Entscheidungsstichwort (Thema)

Wiedereinsatzung in den vorigen Stand. Unverschuldete Fristversäumung. Beschwerdefrist

 

Leitsatz (redaktionell)

Der Rechtsanwalt, der sich auf unverschuldete Fristversäumung beruft, muss darlegen, dass er organisatorische Sorgfaltspflichten eingehalten hat. Hierzu gehört auch die Obliegenheit, das Empfangsbekenntnis über die Zustellung einer Entscheidung, mit der eine Rechtsmittelfrist zu laufen beginnt, erst zu unterzeichnen und zurückzugeben, wenn auf bzw. in der Handakte die Rechtsmittelfrist vermerkt und die Frist im Fristenkalender notiert ist.

 

Normenkette

ArbGG § 87 Abs. 2, § 89 Abs. 3; ZPO § 233

 

Verfahrensgang

ArbG Duisburg (Beschluss vom 11.09.2008; Aktenzeichen 1 BV 56/08)

 

Tenor

Die Beschwerde der Arbeitgeberin gegen den Beschluss des Arbeitsgerichts Duisburg vom 11.09.2008 wird als unzulässig verworfen.

Gegen diesen Beschluss findet kein Rechtsmittel statt.

 

Tatbestand

A. Die Beteiligten streiten anlässlich einer zum 01.10.2008 angeordneten Versetzung der Mitarbeiten R. von E. nach G. a. M. darüber, ob die Zustimmung des Betriebsrats nach § 99 Abs. 3 Satz 2 BetrVG als erteilt gilt oder nach § 99 Abs. 4 BetrVG gerichtlich zu ersetzen ist.

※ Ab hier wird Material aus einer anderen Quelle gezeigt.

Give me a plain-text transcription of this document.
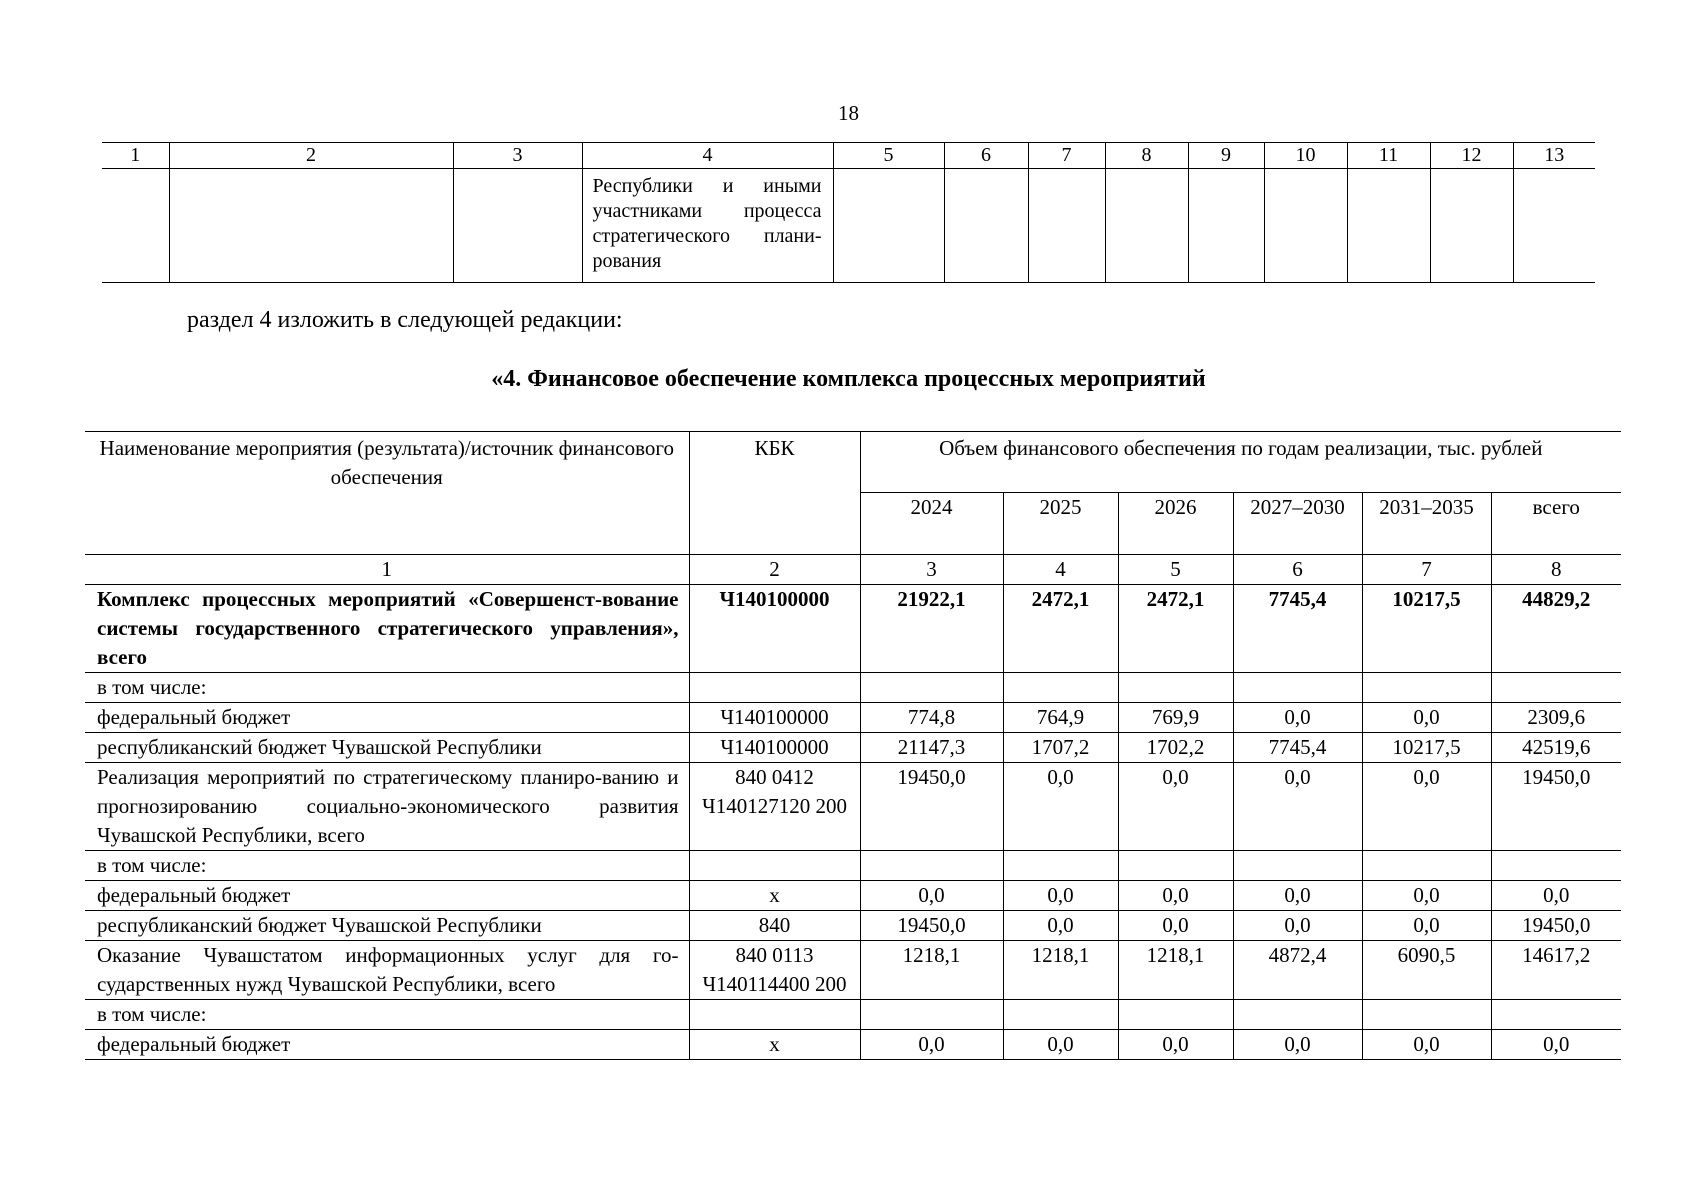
18
1	2	3	4	5	6	7	8	9	10	11	12	13
			Республики и иными участниками процесса стратегического плани-рования									
раздел 4 изложить в следующей редакции:
«4. Финансовое обеспечение комплекса процессных мероприятий
Наименование мероприятия (результата)/источник финансового обеспечения	КБК	Объем финансового обеспечения по годам реализации, тыс. рублей					
		2024	2025	2026	2027–2030	2031–2035	всего
1	2	3	4	5	6	7	8
Комплекс процессных мероприятий «Совершенст-вование системы государственного стратегического управления», всего	Ч140100000	21922,1	2472,1	2472,1	7745,4	10217,5	44829,2
в том числе:							
федеральный бюджет	Ч140100000	774,8	764,9	769,9	0,0	0,0	2309,6
республиканский бюджет Чувашской Республики	Ч140100000	21147,3	1707,2	1702,2	7745,4	10217,5	42519,6
Реализация мероприятий по стратегическому планиро-ванию и прогнозированию социально-экономического развития Чувашской Республики, всего	840 0412 Ч140127120 200	19450,0	0,0	0,0	0,0	0,0	19450,0
в том числе:							
федеральный бюджет	x	0,0	0,0	0,0	0,0	0,0	0,0
республиканский бюджет Чувашской Республики	840	19450,0	0,0	0,0	0,0	0,0	19450,0
Оказание Чувашстатом информационных услуг для го-сударственных нужд Чувашской Республики, всего	840 0113 Ч140114400 200	1218,1	1218,1	1218,1	4872,4	6090,5	14617,2
в том числе:							
федеральный бюджет	x	0,0	0,0	0,0	0,0	0,0	0,0
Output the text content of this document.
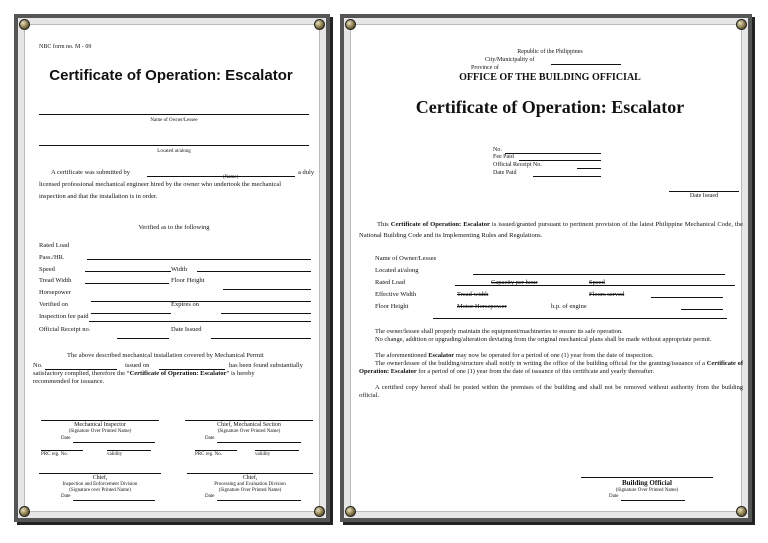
NBC form no. M - 09
Certificate of Operation: Escalator
Name of Owner/Lessee
Located at/along
A certificate was submitted by
(Name)
a duly
licensed professional mechanical engineer hired by the owner who undertook the mechanical
inspection and that the installation is in order.
Verified as to the following
Rated Load
Pass./HR.
Speed	Width
Tread Width	Floor Height
Horsepower
Verified on	Expires on
Inspection fee paid
Official Receipt no.	Date Issued
The above described mechanical installation covered by Mechanical Permit
No.	issued on	has been found substantially
satisfactory complied, therefore the “Certificate of Operation: Escalator” is hereby
recommended for issuance.
Mechanical Inspector
(Signature Over Printed Name)
Date
PRC reg. No.	validity
Chief, Mechanical Section
(Signature Over Printed Name)
Date
PRC reg. No.	validity
Chief,
Inspection and Enforcement Division
(Signature over Printed Name)
Date
Chief,
Processing and Evaluation Division
(Signature Over Printed Name)
Date
Republic of the Philippines
City/Municipality of
Province of
OFFICE OF THE BUILDING OFFICIAL
Certificate of Operation: Escalator
No.
Fee Paid
Official Receipt No.
Date Paid
Date Issued
This Certificate of Operation: Escalator is issued/granted pursuant to pertinent provision of the latest Philippine Mechanical Code, the National Building Code and its Implementing Rules and Regulations.
Name of Owner/Lessee
Located at/along
Rated Load	Capacity per hour	Speed
Effective Width	Tread width	Floors served
Floor Height	Motor Horsepower	h.p. of engine
The owner/lessee shall properly maintain the equipment/machineries to ensure its safe operation.
No change, addition or upgrading/alteration deviating from the original mechanical plans shall be made without appropriate permit.
The aforementioned Escalator may now be operated for a period of one (1) year from the date of inspection.
The owner/lessee of the building/structure shall notify in writing the office of the building official for the granting/issuance of a Certificate of Operation: Escalator for a period of one (1) year from the date of issuance of this certificate and yearly thereafter.
A certified copy hereof shall be posted within the premises of the building and shall not be removed without authority from the building official.
Building Official
(Signature Over Printed Name)
Date
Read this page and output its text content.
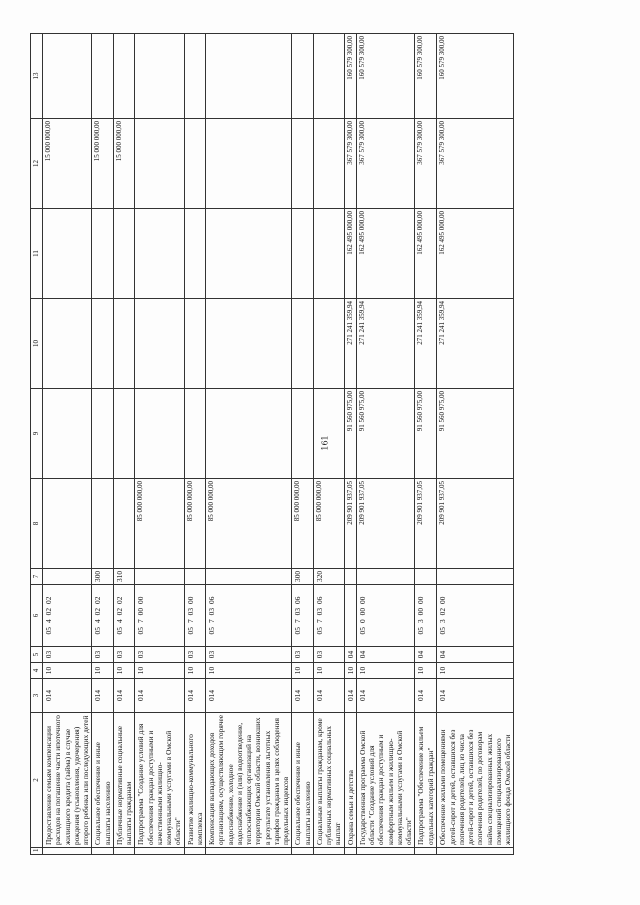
161
1	2	3	4	5	6	7	8	9	10	11	12	13
	Предоставление семьям компенсации расходов на погашение части ипотечного жилищного кредита (займа) в случае рождения (усыновления, удочерения) второго ребенка или последующих детей	014	10	03	0540202						15 000 000,00	
	Социальное обеспечение и иные выплаты населению	014	10	03	0540202	300					15 000 000,00	
	Публичные нормативные социальные выплаты гражданам	014	10	03	0540202	310					15 000 000,00	
	Подпрограмма "Создание условий для обеспечения граждан доступными и качественными жилищно-коммунальными услугами в Омской области"	014	10	03	0570000		85 000 000,00					
	Развитие жилищно-коммунального комплекса	014	10	03	0570300		85 000 000,00					
	Компенсация выпадающих доходов организациям, осуществляющим горячее водоснабжение, холодное водоснабжение и (или) водоотведение, теплоснабжающих организаций на территории Омской области, возникших в результате установления льготных тарифов гражданам в целях соблюдения предельных индексов	014	10	03	0570306		85 000 000,00					
	Социальное обеспечение и иные выплаты населению	014	10	03	0570306	300	85 000 000,00					
	Социальные выплаты гражданам, кроме публичных нормативных социальных выплат	014	10	03	0570306	320	85 000 000,00					
	Охрана семьи и детства	014	10	04			209 901 937,05	91 560 975,00	271 241 359,94	162 495 000,00	367 579 300,00	160 579 300,00
	Государственная программа Омской области "Создание условий для обеспечения граждан доступным и комфортным жильем и жилищно-коммунальными услугами в Омской области"	014	10	04	0500000		209 901 937,05	91 560 975,00	271 241 359,94	162 495 000,00	367 579 300,00	160 579 300,00
	Подпрограмма "Обеспечение жильем отдельных категорий граждан"	014	10	04	0530000		209 901 937,05	91 560 975,00	271 241 359,94	162 495 000,00	367 579 300,00	160 579 300,00
	Обеспечение жилыми помещениями детей-сирот и детей, оставшихся без попечения родителей, лиц из числа детей-сирот и детей, оставшихся без попечения родителей, по договорам найма специализированных жилых помещений специализированного жилищного фонда Омской области	014	10	04	0530200		209 901 937,05	91 560 975,00	271 241 359,94	162 495 000,00	367 579 300,00	160 579 300,00
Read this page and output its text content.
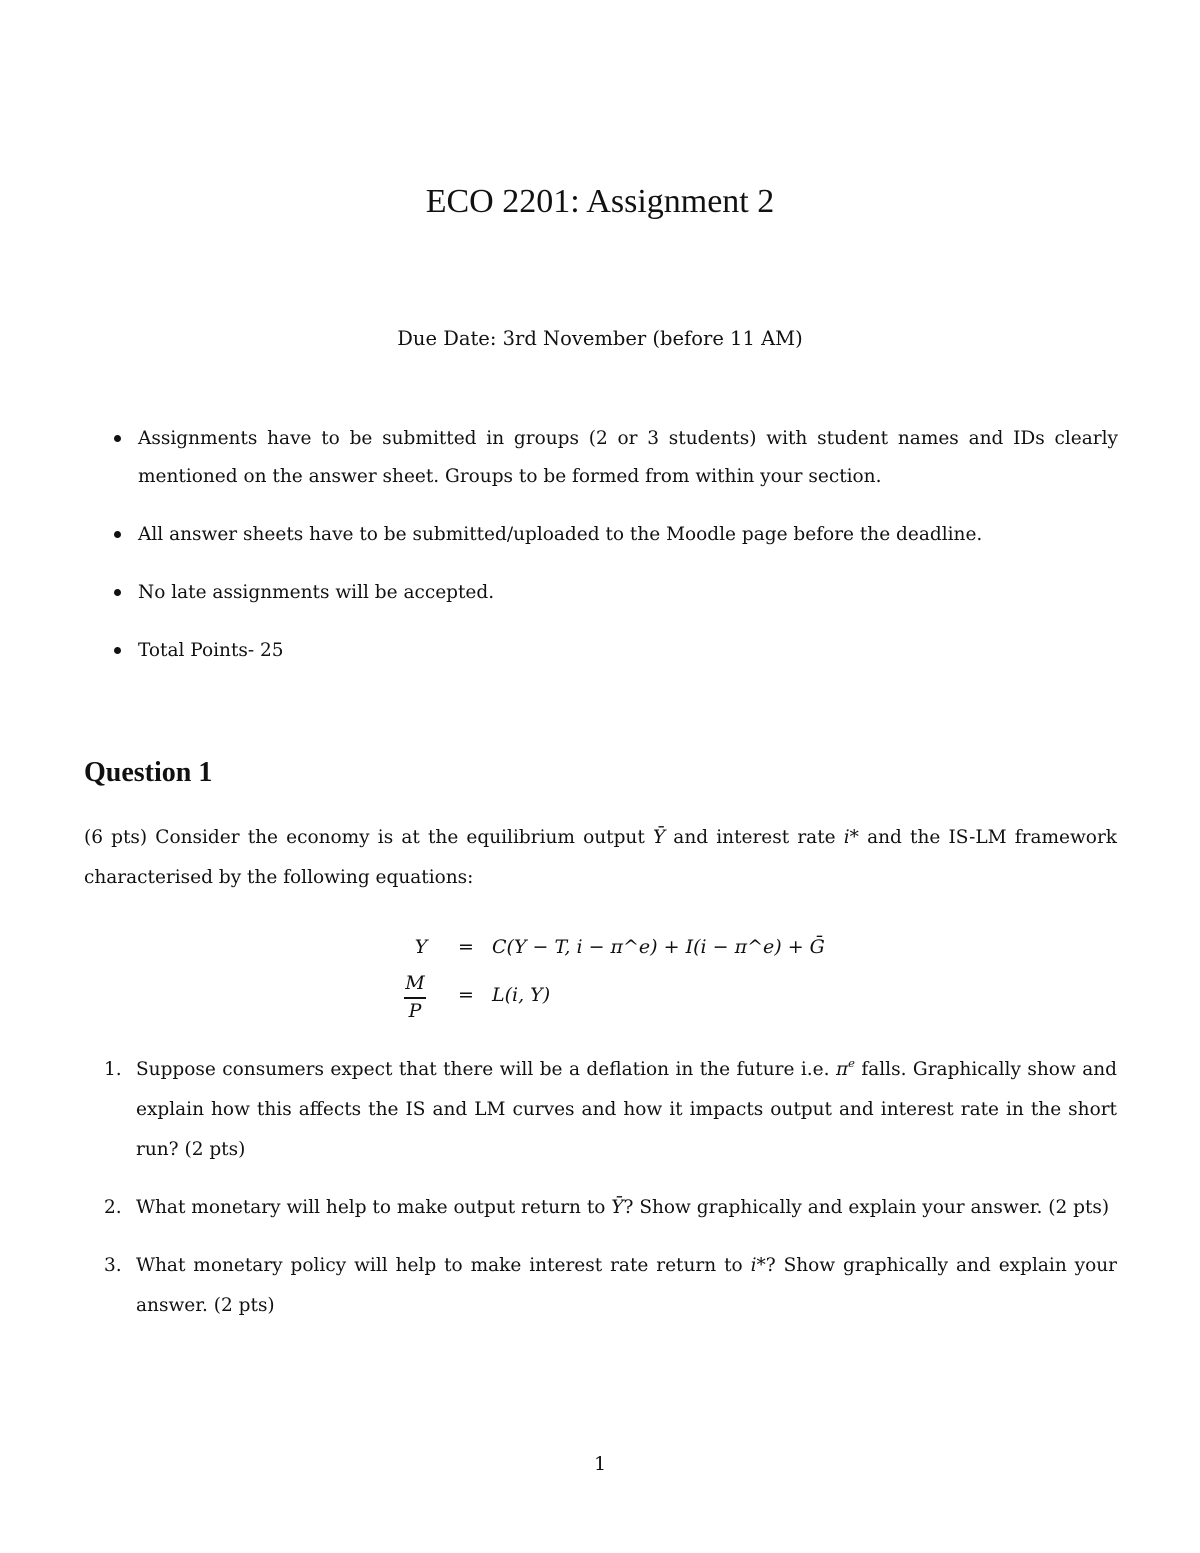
ECO 2201: Assignment 2
Due Date: 3rd November (before 11 AM)
Assignments have to be submitted in groups (2 or 3 students) with student names and IDs clearly mentioned on the answer sheet. Groups to be formed from within your section.
All answer sheets have to be submitted/uploaded to the Moodle page before the deadline.
No late assignments will be accepted.
Total Points- 25
Question 1
(6 pts) Consider the economy is at the equilibrium output Ȳ and interest rate i* and the IS-LM framework characterised by the following equations:
Y = C(Y − T, i − π^e) + I(i − π^e) + Ḡ
M
P
= L(i, Y)
1. Suppose consumers expect that there will be a deflation in the future i.e. $\pi^e$ falls. Graphically show and explain how this affects the IS and LM curves and how it impacts output and interest rate in the short run? (2 pts)
2. What monetary will help to make output return to Ȳ? Show graphically and explain your answer. (2 pts)
3. What monetary policy will help to make interest rate return to i*? Show graphically and explain your answer. (2 pts)
1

Das Arbeitsgericht Duisburg hat durch Beschluss vom 11.09.2008 die Anträge der Arbeitgeberin zurückgewiesen. Gegen den am 24.09.2008 zugestellten Beschluss hat die Arbeitgeberin am 25.09.2008 beim Landesarbeitsgericht Beschwerde eingelegt und diese gleichzeitig um einen Antrag nach § 100 Abs. 2 Satz 3 BetrVG erweitert. Mit Schriftsatz vom 25.11.2008, am selben Tag per Fax bei Gericht eingegangen, hat sie die Beschwerde begründet. Am 08.12.2008 hat sie wegen Versäumung der Beschwerdebegründungsfrist das Gesuch auf Wiedereinsetzung in den vorigen Stand gestellt und gleichzeitig sowie ergänzend unter dem 16.12.2008 begründet.

Sie trägt vor, dass die Fristenkontrolle, in arbeitsgerichtlichen Beschlussverfahren Tagesgeschäft in der Kanzlei ihrer Verfahrensbevollmächtigten, dort der seit 1990 tätigen Rechtsanwaltsfachangestellten Frau E. übertragen und von ihr stets fehlerlos wahrgenommen worden sei. In fristgebundenen Sachen würde bei Eingang auf dem jeweiligen Schriftstück das Fristende vermerkt und die Rechtsmittelfrist und Rechtsmittelbegründungsfrist (mit Vor- und Endfrist) zudem im Fristenkalender vermerkt (sog. Notierungsvermerk). Eine Woche vor Fristablauf erhalte der Anwalt mittels eines Vorfristenzettels, einen Tag vor Fristablauf mittels eines Endfristenzettels den Hinweis auf den Fristablauf. Im vorliegenden Fall sei die Eintragung der Beschwerdebegründungsfrist von Frau E. versäumt worden. Der sachbearbeitende Anwalt K. habe am 05.11.2008 den Entwurf der Beschwerdebegründung der Beschwerdeführerin übermittelt. Nachdem diese hierzu noch Anmerkungen mitgeteilt habe, sei am 25.11.2008 die Beschwerdebegründung bei Gericht eingereicht worden. Der Anwalt K. habe wegen des ausgebliebenen Fristenhinweises seitens Frau E. darauf vertraut, die Beschwerde am 25.11.2008 fristgerecht begründet zu haben.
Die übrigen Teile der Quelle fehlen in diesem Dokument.